Belfast Telegraph

Thursday 24 July 2014

Warning over child access to porn

The Children's Commissioner says age restrictions apply at the cinema but society allows access to far more troubling imagery via the internet

Children who access pornography are more likely to have sex at a younger age and engage in "risky behaviours", a report by the Office of the Children's Commissioner has warned.

The office has called for urgent action to "develop children's resilience to pornography" after discovering that a "significant" number of them have access to sexually explicit images.

The Department for Education (DfE) must ensure all schools deliver effective relationship and sex education, which should include safe use of the internet, the office recommended.

The report, commissioned by the office as part of its national inquiry into child sexual exploitation in gangs, is based on a review of academic research including 41,000 items of literature.

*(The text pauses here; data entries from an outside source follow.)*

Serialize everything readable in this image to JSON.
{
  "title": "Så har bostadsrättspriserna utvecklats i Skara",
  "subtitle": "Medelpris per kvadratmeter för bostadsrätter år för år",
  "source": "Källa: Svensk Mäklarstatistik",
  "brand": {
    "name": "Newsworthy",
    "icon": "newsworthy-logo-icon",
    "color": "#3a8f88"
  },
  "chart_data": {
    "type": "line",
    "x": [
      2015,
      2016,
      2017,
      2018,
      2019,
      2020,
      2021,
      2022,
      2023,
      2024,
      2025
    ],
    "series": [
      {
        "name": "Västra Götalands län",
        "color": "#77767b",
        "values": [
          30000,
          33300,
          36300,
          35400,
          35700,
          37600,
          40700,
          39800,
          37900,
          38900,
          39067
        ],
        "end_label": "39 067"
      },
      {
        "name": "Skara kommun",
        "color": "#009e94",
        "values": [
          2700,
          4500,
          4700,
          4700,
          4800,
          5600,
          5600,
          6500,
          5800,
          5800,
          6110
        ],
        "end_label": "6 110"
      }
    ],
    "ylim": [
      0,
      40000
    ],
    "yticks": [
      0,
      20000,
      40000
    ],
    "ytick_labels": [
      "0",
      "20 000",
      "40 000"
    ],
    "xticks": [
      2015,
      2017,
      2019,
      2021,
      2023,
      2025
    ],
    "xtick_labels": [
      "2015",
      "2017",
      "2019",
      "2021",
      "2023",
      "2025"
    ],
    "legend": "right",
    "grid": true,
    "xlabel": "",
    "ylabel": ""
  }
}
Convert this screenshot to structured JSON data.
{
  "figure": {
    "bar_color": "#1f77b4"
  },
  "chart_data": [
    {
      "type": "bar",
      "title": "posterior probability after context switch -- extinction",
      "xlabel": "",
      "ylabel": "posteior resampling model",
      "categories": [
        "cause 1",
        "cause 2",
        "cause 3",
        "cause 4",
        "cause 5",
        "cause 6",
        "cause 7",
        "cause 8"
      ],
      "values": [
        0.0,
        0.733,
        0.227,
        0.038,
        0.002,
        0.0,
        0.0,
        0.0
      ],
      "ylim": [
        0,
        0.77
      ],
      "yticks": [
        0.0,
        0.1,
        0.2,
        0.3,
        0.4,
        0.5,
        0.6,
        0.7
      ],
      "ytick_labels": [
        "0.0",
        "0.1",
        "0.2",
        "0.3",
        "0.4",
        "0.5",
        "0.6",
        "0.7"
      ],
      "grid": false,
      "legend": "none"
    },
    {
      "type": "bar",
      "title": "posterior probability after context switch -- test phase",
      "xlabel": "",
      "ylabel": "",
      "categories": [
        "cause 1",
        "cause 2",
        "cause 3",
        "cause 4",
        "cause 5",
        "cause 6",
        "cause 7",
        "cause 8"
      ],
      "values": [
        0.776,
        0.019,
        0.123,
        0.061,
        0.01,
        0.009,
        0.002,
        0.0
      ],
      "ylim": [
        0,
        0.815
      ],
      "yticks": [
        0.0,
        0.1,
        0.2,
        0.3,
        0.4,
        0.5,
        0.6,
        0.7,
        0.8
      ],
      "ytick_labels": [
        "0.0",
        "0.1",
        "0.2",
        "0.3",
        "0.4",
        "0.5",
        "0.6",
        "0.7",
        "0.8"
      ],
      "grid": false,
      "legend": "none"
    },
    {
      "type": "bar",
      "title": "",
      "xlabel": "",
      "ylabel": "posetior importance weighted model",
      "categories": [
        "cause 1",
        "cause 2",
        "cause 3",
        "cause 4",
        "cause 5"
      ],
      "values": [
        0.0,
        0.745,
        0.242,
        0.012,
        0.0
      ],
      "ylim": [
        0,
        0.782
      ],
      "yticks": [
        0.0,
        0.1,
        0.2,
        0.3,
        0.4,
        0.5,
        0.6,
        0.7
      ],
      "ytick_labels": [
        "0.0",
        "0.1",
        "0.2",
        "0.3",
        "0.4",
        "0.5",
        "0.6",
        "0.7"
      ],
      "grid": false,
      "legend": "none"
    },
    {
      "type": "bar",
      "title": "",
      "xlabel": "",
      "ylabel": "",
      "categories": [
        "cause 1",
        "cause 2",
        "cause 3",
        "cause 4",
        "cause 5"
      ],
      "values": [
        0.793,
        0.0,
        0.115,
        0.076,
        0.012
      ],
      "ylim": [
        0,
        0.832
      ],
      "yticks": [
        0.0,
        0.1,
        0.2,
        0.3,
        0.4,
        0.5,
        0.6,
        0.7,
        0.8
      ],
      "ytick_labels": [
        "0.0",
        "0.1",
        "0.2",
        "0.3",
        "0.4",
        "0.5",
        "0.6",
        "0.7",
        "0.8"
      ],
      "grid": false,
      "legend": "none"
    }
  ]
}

Maggie Atkinson, Children's Commissioner for England, said: "We are living at a time when violent and sadistic imagery is readily available to very young children. Even if they do not go searching for it, their friends may show it to them or they may stumble on it while using the internet."

She added: "For years we have applied age restrictions to films at the cinema but now we are permitting access to far more troubling imagery via the internet. It is a risky experiment to allow a generation of young people to be raised on a diet of pornography."

The report found that access to porn can lead to young people engaging in "risky behaviours". It also said that access to porn can influence children's sexual beliefs, developing unrealistic attitudes about sex, bad attitudes towards relationships and beliefs that women are sex objects. A "significant proportion" of children are exposed to or access pornography, which can occur both online and offline, the report said.

In its recommendations, the report called on the DfE to ensure all schools provide relationship and sex education. The curriculum should cover access and exposure to porn and sexual practices that are relevant to young people's lives and experiences. The recommendations echo calls made by the End Violence Against Women coalition to make sex and relationships education compulsory in secondary schools.

Dr Miranda Horvath, senior lecturer at Middlesex University, which led the review of academic evidence, said: "It is clear that children and young people want and need safe spaces in which they can ask questions about, and discuss their experiences with, pornography. The onus must be on adults to provide them with evidence-based education and support and help them to develop healthy, not harmful, relationships with one another.

"When pornography is discussed, it is often between groups of people with polarised moral views on the subject. Rather than adopting a particular ideological stance, this report uses evidence-based research to draw its conclusions and further the debate."